L’idée découle d’une position toujours défendue par Laurent Gbagbo lui-même : « On peut quitter la présidence pour la prison et la prison pour la présidence ». Pour ses partisans, après dix années de détention à la Cour Pénale Internationale (CPI), le temps est venu pour l’accomplissement de cette ‘‘prophétie’’. Mais pas que. Les pro-Gbagbo sont convaincus que le parcours de leur mentor est un remake de celui de Nelson Mandela, icône de la lutte contre l’apartheid en Afrique du Sud, qui a aussi quitté la prison pour la présidence de son pays. Le calcul est donc clair : Mandela a fait la prison, Gbagbo a fait la prison, Mandela est devenu président à sa sortie de prison, Gbagbo aussi, peut devenir président à sa sortie de prison. Et comme une hirondelle qui fait le printemps, les pro-Gbagbo estiment que leur leader incarne l’espoir de l’Afrique qui veut combattre le système occidental, tout comme Mandela a incarné l’espoir de la lutte anti-apartheid.

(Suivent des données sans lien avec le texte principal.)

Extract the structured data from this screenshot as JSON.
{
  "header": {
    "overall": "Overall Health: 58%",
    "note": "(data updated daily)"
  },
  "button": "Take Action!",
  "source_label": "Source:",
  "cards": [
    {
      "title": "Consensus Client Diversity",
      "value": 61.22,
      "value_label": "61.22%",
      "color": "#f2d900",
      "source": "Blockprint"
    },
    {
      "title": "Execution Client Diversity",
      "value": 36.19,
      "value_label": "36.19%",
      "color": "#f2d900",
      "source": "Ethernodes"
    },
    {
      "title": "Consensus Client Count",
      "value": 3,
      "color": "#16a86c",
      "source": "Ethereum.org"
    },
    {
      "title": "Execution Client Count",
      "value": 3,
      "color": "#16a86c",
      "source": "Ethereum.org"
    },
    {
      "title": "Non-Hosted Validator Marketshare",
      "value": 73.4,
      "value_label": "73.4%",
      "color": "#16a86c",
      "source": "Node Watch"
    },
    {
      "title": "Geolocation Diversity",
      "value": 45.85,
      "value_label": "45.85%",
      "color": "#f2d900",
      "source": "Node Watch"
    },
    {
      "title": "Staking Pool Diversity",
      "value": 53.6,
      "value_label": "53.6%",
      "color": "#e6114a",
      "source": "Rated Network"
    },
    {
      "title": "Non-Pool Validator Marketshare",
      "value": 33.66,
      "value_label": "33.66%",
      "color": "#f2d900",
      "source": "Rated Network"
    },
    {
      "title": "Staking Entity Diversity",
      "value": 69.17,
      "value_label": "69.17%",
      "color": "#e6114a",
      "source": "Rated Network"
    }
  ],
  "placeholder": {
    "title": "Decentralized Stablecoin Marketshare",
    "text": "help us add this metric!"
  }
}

Malheureusement, la désillusion de Damana Pickas et du quarteron de thuriféraires qui soutiennent cette candidature, viendra de là. Laurent Gbagbo et Nelson Mandela sont deux hommes totalement différents et sur tous les points. Et comme obstacle majeur que les pro-Gbagbo feignent d’ignorer, c’est l’incapacité du PPA-CI à emballer les Ivoiriens. Une année après sa création, les contempteurs de l’ancien régime dressent des bilans flatteurs, mais la réalité est tout autre. Sur le terrain, on ne sent pas cette ferveur populaire comme le FPI à ses débuts dans les années 1990. Ce qui risque de compliquer les calculs de l’ancien président, ce sont les divisions qu’il a lui-même occasionnées au sein de son système. S’il est candidat en 2025, il aura en face de lui, ses anciens partisans qui sont avec son ancien Premier ministre Affi N’Guessan, ceux de son épouse Simone, et surtout, ceux de l’ancien bras séculier de sa jeunesse, Charles Blé Goudé. Il est donc vrai que la Constitution donne le droit à Laurent Gbagbo de se porter candidat, mais autant dire que c’est une candidature improbable, quand on regarde l’environnement actuellement dans son propre appareil politique et la grosse menace que représentent ses anciens proches qui ont décidé de jouer leur carte personnelle.